Calib¶
- class acoular.calib.Calib¶
Bases:
InOut
Processing block for handling calibration data in *.xml or NumPy format.
This class implements the application of calibration factors to the data obtained from its
source
. The calibrated data can be accessed (e.g. for use in a block chain) via theresult()
generator. Depending on the source type, calibration can be performed in the time or frequency domain.Examples
Consider calibrating a time signal by specifying the calibration factors in NumPy format. Assume that the following white noise signal is in Volt and the sensitivity of the virtual sensor is 1e-2 V/Pa. Then, the voltage signal can be converted to a calibrated sound pressure signal by multiplying it with a calibration factor of 100 Pa/V.

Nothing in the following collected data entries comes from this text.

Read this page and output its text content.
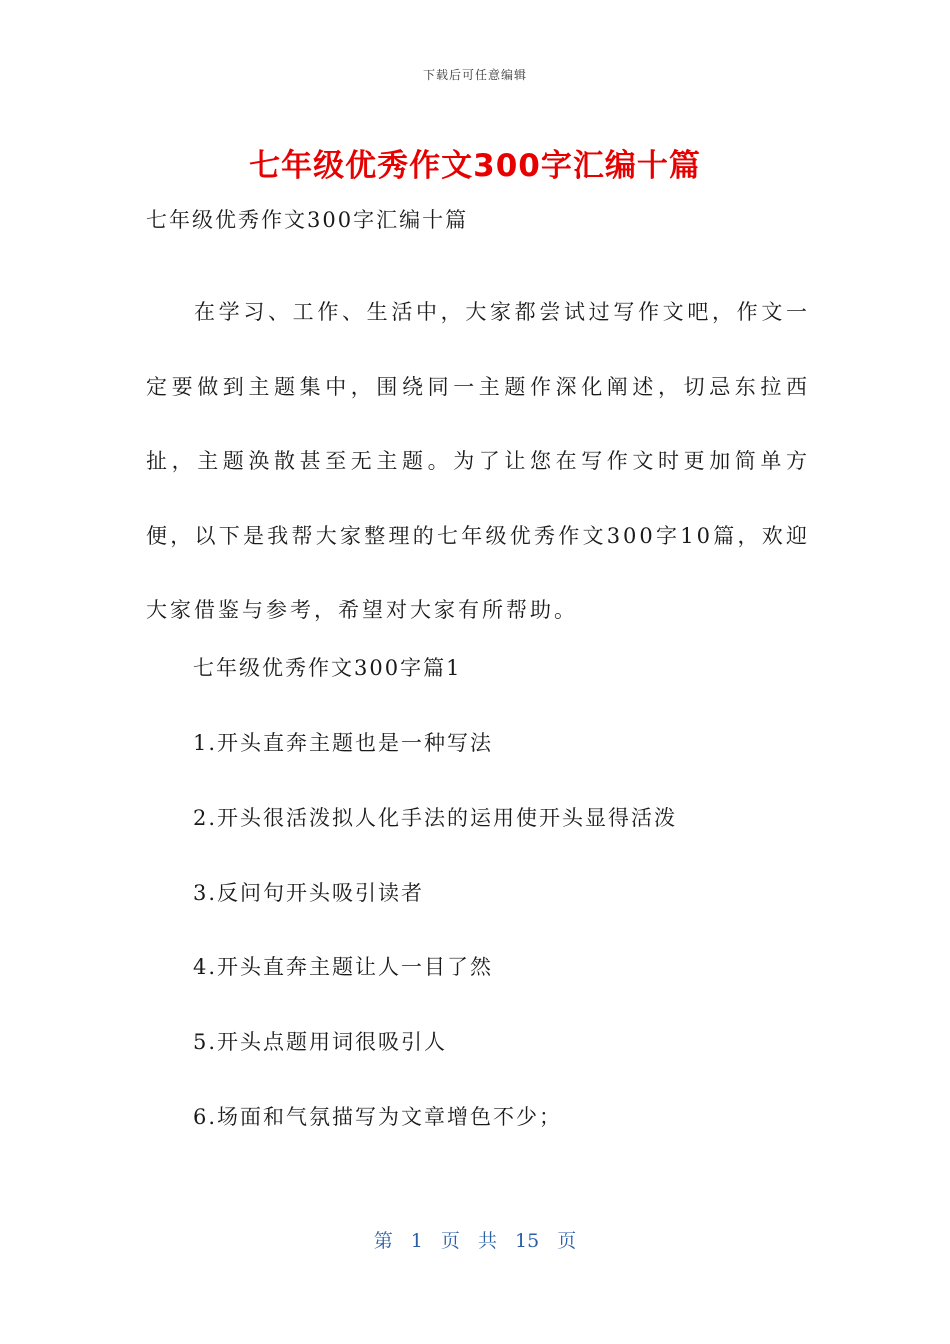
下载后可任意编辑
七年级优秀作文300字汇编十篇
七年级优秀作文300字汇编十篇

在学习、工作、生活中，大家都尝试过写作文吧，作文一定要做到主题集中，围绕同一主题作深化阐述，切忌东拉西扯，主题涣散甚至无主题。为了让您在写作文时更加简单方便，以下是我帮大家整理的七年级优秀作文300字10篇，欢迎大家借鉴与参考，希望对大家有所帮助。

七年级优秀作文300字篇1
1.开头直奔主题也是一种写法
2.开头很活泼拟人化手法的运用使开头显得活泼
3.反问句开头吸引读者
4.开头直奔主题让人一目了然
5.开头点题用词很吸引人
6.场面和气氛描写为文章增色不少；
第 1 页 共 15 页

>>> import acoular as ac >>> import numpy as np >>> >>> signal = ac.WNoiseGenerator(sample_freq=51200, >>> num_samples=51200, >>> rms=0.01).signal() >>> ts = ac.TimeSamples(data=signal[:, np.newaxis], sample_freq=51200) >>> calib = ac.Calib(source=ts) >>> calib.data = np.array([100]) >>> print(next(calib.result(num=1))) [[1.76405235]]
The calibrated data can then be further processed, e.g. by calculating the FFT of the calibrated data.
>>> fft = ac.RFFT(source=calib, block_size=16) >>> print(next(fft.result(num=1))) [[10.63879909+0.j 3.25957562-1.57652611j -2.27342854-3.39108312j 0.07458428+0.49657939j 1.772696 +3.92233098j 3.19543248+0.17988554j 0.3379041 -3.93342331j 0.93949242+2.5328611j 2.97352574+0.j ]]
One could also apply the calibration after the FFT calculation.
>>> fft = ac.RFFT(source=ts, block_size=16) >>> calib = ac.Calib(source=fft) >>> calib.data = 100 * np.ones(ts.num_channels * fft.num_freqs) >>> print(next(calib.result(num=1))) [[10.63879909+0.j 3.25957562-1.57652611j -2.27342854-3.39108312j 0.07458428+0.49657939j 1.772696 +3.92233098j 3.19543248+0.17988554j 0.3379041 -3.93342331j 0.93949242+2.5328611j 2.97352574+0.j ]]
Deprecated and will be removed in Acoular 25.10: This class serves as interface to load calibration data for the used microphone array. The calibration factors are stored as [Pa/unit].
- file = File(filter=['*.xml'], exists=True, desc='name of the xml file to import')¶
Name of the .xml file to be imported.
- num_mics = CInt(0, desc='number of microphones in the geometry')¶
Number of microphones in the calibration data, is set automatically when read from file or when data is set.
- data = CArray(desc='calibration data')¶
Array of calibration factors, is set automatically when read from file. Can be set manually by specifying a NumPy array with shape (num_channels, ) if
source
yields time domain signals. For frequency domain signals, the expected shape is (num_channels * num_freqs).
- invalid_channels = List(int, desc='list of invalid channels')¶
Channels that are to be treated as invalid.
- channels = Property(depends_on=['invalid_channels', 'num_mics'], desc='channel mask')¶
Channel mask to serve as an index for all valid channels, is set automatically.
- import_data()¶
Loads the calibration data from *.xml file .
- result(num)¶
Python generator that processes the source data and yields the time-signal block-wise.
This method needs to be implemented by the derived classes.
- Parameters:
- numint
This parameter defines the size of the blocks to be yielded (i.e. the number of samples per block)
- Yields:
- numpy.ndarray
Two-dimensional output data block of shape (num, sourcechannels) where sourcechannels is num_channels if the source data is in the time domain or sourcechannels is num_channels*num_freqs if the source data is in the frequency domain.